EXPERIENCIA EN NUESTRO CENTRO EN EL MANEJO DE FÍSTULA BRONCOPLEURAL POSTOPERATORIA

Autores

A. Gañán Boscá, E. Salcedo Lobera, O.A. Fernández González, C. García Bautista, M. García Galindo, L.G. Zúñiga Sánchez, R. Mongil Poce, S. Moreno Merino, C. Pagés Navarrete, R. Arrabal Sánchez

Introducción

Las fístulas bronco-pleurales suponen una comunicación entre el árbol bronquial y la cavidad pleural. Su incidencia oscila entre 0,8-15%.  El manejo de la fístula bronco-pleural debe individualizarse.

En la actualidad se buscan tratamientos menos agresivos a la cirugía destacando la aplicación de sellantes por broncoscopio, especialmente en fístulas <5 mm. 

Nuestro objetivo supone el análisis del tratamiento de la fístula bronquial en nuestro centro, centrándonos en el uso de terapias endoscópicas.

Metodología

Hemos realizado un estudio retrospectivo, descriptivo y observacional de los pacientes diagnosticados de fístula bronquial tras resección pulmonar mediante fibrobroncoscopia por observación directa o instilación de azul de metileno con paso a drenaje pleural.
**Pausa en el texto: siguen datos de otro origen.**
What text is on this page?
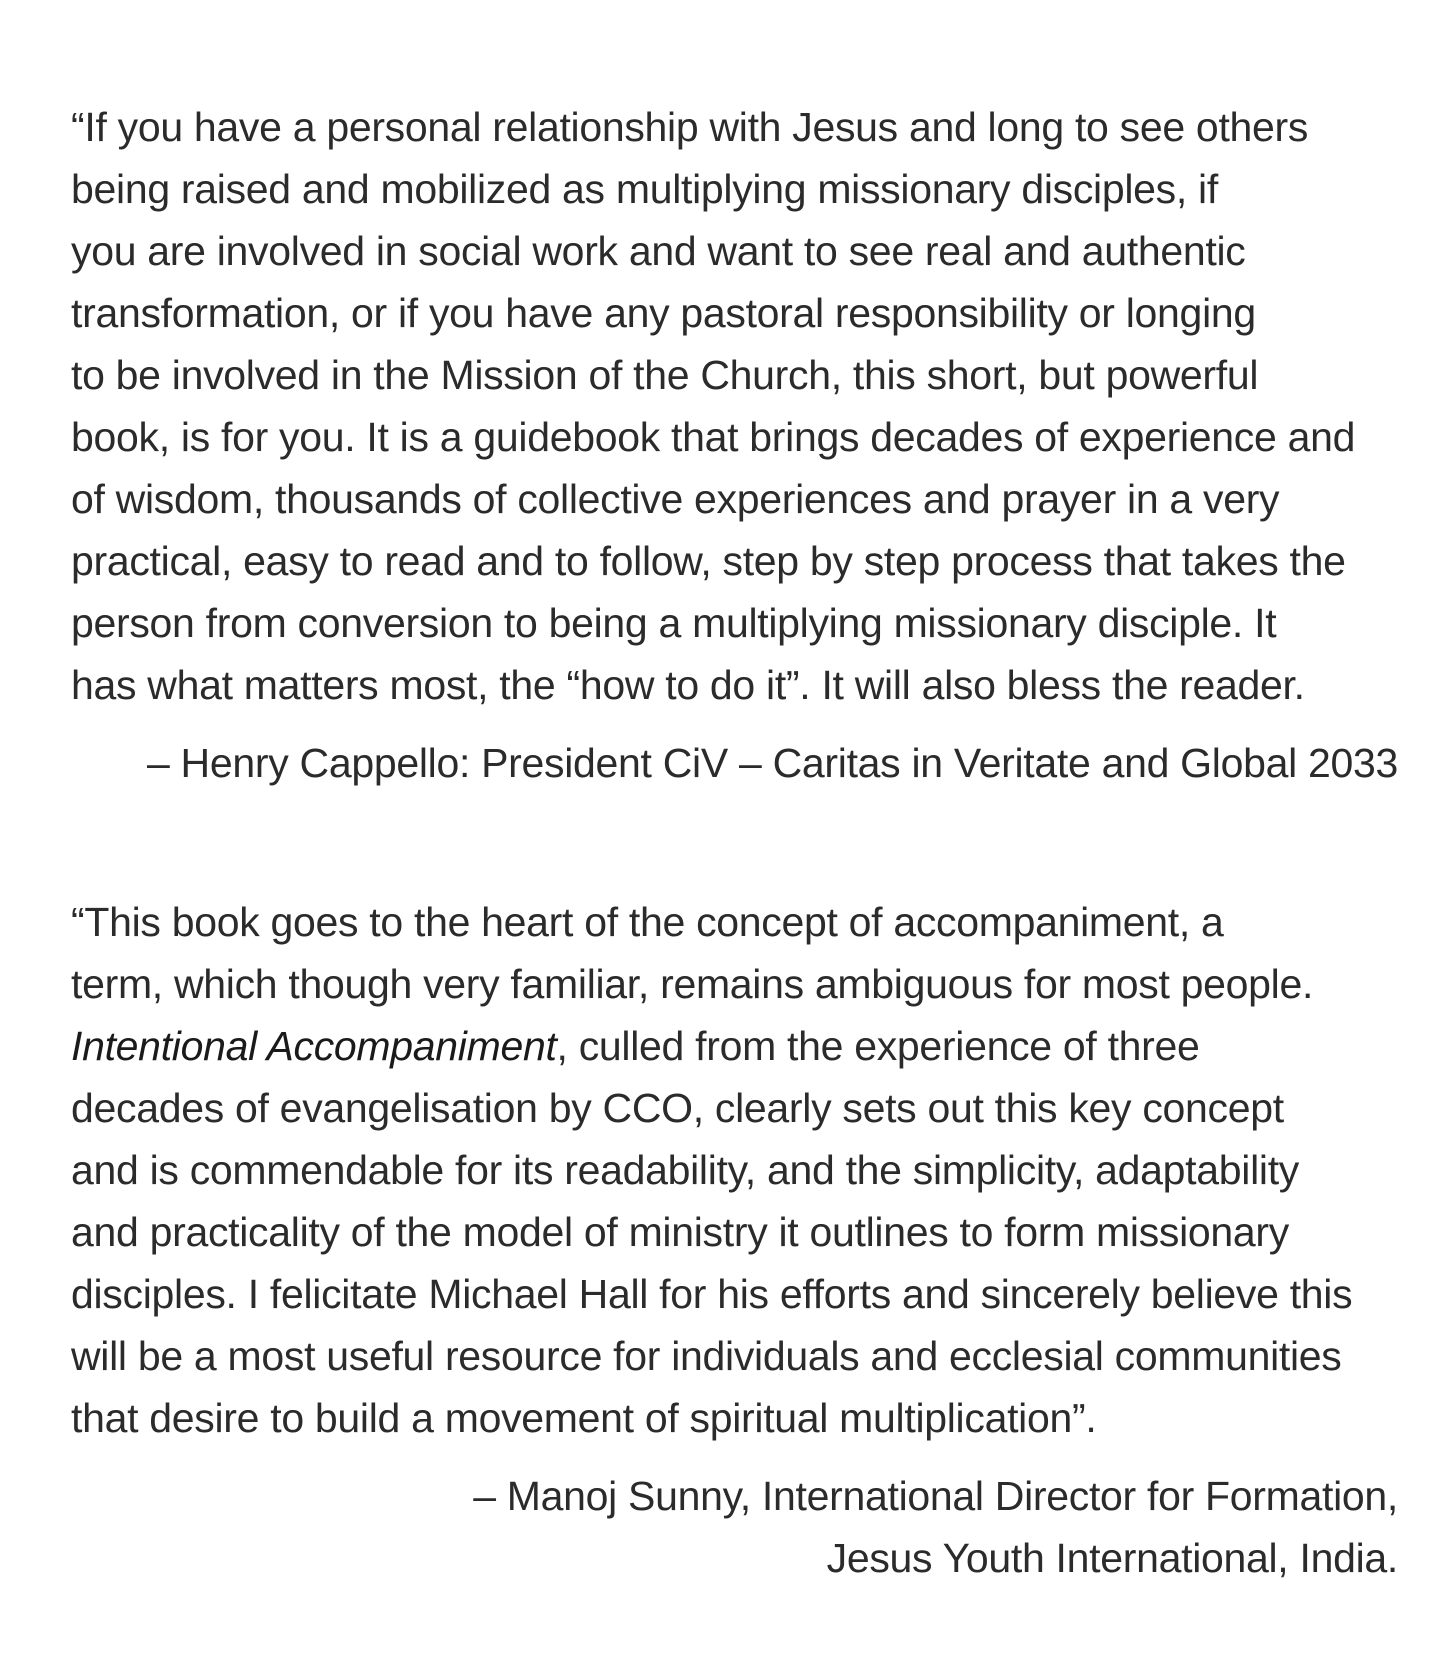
“If you have a personal relationship with Jesus and long to see others
being raised and mobilized as multiplying missionary disciples, if
you are involved in social work and want to see real and authentic
transformation, or if you have any pastoral responsibility or longing
to be involved in the Mission of the Church, this short, but powerful
book, is for you. It is a guidebook that brings decades of experience and
of wisdom, thousands of collective experiences and prayer in a very
practical, easy to read and to follow, step by step process that takes the
person from conversion to being a multiplying missionary disciple. It
has what matters most, the “how to do it”. It will also bless the reader.
– Henry Cappello: President CiV – Caritas in Veritate and Global 2033
“This book goes to the heart of the concept of accompaniment, a
term, which though very familiar, remains ambiguous for most people.
Intentional Accompaniment, culled from the experience of three
decades of evangelisation by CCO, clearly sets out this key concept
and is commendable for its readability, and the simplicity, adaptability
and practicality of the model of ministry it outlines to form missionary
disciples. I felicitate Michael Hall for his efforts and sincerely believe this
will be a most useful resource for individuals and ecclesial communities
that desire to build a movement of spiritual multiplication”.
– Manoj Sunny, International Director for Formation,
Jesus Youth International, India.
Los datos se recogieron de la unidad de broncoscopia de nuestro centro desde noviembre 2018 hasta noviembre 2022 ambos inclusive.

Resultados

En total se han observado 7 fístulas bronquiales postoperatorias, siendo cuatro tras lobectomía (57%), una tras neumonectomía, una tras bilobectomía y otra tras segmentectomía. Los pacientes eran cuatro mujeres y tres hombres, con una media de 61 años. El 86% fueron fístulas tardías (>7 días tras cirugía).

Cinco fistulas presentaban un orificio <6 mm mientras que en dos no se observó orificio y se confirmó mediante azul de metileno. No se observó ningún caso >6 mm.

Como factores de riesgo destacan ventilación mecánica invasiva, corticoides, quimio-radioterapia y diabetes mellitus. En dos se desencadenó tras empiema pleural.

En seis de las fístulas se realizó sellado endoscópico mediante un adhesivo quirúrgico biológico compuesto de albúmina de suero bovina y glutaraldheido, siendo efectivo en el 66%. Una se selló con plasma autólogo enriquecido en plaquetas, sin éxito. No se observaron complicaciones ni mala tolerancia.

En la mayor parte de los casos se realizó el sellado asociando drenaje pleural y antibioterapia sistémica  (85%).

Conclusiones

En nuestra experiencia el sellado endoscópico con un adhesivo biológico  ha demostrado resultados aceptables. El mayor inconveniente es la solidificación del adhesivo durante la colocación obligando a la retirada parcial del mismo e inutilizando el broncoscopio (siendo estos desechables).

En conclusión, la aplicación de sellantes a través de fibrobroncoscopio supone una buena opción terapéutica para fístulas bronco-pleurales <5mm y a considerar en fístulas de mayor tamaño pero con alto grado de comorbilidad dada su buena tolerancia y escasas complicaciones.